From the command line in a new terminal window: nmrDraw
nmrDraw (beautiful purple borders, etc.) should open.
Right click on File menu, then Select file.
A dialog box should open allowing you to select the file. Note that
the current directory is displayed on the top border of this box. If
not the correct directory, navigate using the bottom third of the box
(original directory, on e directory up, etc.).
Select the data.ft1 file in the appropriate directory
Click Read/Draw on the bottom of the dialog box.
Drawing of contours in NMRDraw (especially interferograms)
may take quite some time. To abort this process, move the cursor
into the data display area of the NMRDraw window and type D
(i.e., shift-d, no return necessary). This will draw a raster display
(intensity mapped by color, not contours and color), which is
significantly faster than contours
Click the + or – buttons on the upper right corner as necessary to
change the bottom threshold of the display.
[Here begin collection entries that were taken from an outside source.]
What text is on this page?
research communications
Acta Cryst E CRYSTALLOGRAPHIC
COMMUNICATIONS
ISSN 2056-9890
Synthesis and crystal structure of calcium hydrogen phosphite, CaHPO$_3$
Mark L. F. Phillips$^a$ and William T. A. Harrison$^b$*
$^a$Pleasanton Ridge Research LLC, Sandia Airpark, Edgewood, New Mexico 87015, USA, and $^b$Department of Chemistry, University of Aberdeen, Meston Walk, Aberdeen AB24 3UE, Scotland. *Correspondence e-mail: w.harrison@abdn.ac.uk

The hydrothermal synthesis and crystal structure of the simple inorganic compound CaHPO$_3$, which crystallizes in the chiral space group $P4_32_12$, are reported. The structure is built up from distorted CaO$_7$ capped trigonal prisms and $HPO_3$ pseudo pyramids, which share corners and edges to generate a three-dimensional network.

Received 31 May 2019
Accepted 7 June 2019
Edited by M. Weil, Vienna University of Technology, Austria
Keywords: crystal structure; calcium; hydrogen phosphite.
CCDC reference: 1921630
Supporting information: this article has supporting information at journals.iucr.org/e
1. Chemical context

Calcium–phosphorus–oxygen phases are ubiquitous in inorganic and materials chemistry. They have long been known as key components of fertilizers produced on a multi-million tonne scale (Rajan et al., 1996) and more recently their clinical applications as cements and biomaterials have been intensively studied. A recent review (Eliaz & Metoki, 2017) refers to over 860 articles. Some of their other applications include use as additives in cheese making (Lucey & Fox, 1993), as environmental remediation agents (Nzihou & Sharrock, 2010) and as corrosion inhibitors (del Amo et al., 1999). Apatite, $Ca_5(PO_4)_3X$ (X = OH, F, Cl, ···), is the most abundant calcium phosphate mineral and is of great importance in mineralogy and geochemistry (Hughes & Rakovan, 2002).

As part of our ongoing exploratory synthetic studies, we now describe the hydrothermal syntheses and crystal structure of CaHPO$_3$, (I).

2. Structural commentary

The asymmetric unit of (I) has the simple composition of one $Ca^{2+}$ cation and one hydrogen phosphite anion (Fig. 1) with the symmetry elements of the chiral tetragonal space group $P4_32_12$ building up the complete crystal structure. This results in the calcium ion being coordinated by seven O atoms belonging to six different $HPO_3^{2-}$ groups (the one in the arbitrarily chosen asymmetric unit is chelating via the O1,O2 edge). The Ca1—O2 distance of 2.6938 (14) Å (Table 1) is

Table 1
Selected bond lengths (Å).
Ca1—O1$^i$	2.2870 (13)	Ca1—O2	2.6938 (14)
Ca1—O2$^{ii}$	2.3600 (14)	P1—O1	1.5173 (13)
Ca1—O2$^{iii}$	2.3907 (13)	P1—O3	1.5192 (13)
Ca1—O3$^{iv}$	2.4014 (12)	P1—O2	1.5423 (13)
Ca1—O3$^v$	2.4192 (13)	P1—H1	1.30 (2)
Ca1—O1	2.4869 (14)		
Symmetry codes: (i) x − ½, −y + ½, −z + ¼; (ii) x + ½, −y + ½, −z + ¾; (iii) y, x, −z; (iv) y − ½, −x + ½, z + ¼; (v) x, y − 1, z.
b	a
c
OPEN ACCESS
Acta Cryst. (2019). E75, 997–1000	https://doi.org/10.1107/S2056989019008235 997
Once the display is approximately correct (signal at the bottom of
the screen, first few rows, but more or less black at the top half of
the screen), put the cursor into the data region and type h, to bring
up the hoirzontal slices.
Go to the first horizontal slice by left-clicking in the data display
window and dragging down to the bottom.
Place the phasing pivot marker (upward pointing arrow) on one set
of peaks (preferably CO region) by left-clicking on the bottom axis
scale (purple area with yellow labels) and dragging over the
appropriate region. The arrow (yellow under normal Xwindow
color tables, etc.) should be indicated in the data region (top and
bottom), and the “pivot” parameter on the upper portion of the
display should change as you move the arrow.
Use the phasing sliders to adjust first the P0 (zero order phase) to
phase the region near the pivot marker, and then the P1 (first order
phase) to correct the rest of the spectrum. If the experiment is
properly configured, the first order phasing should be ~60 degrees
of less. If not, consult your local experimentalist and complain.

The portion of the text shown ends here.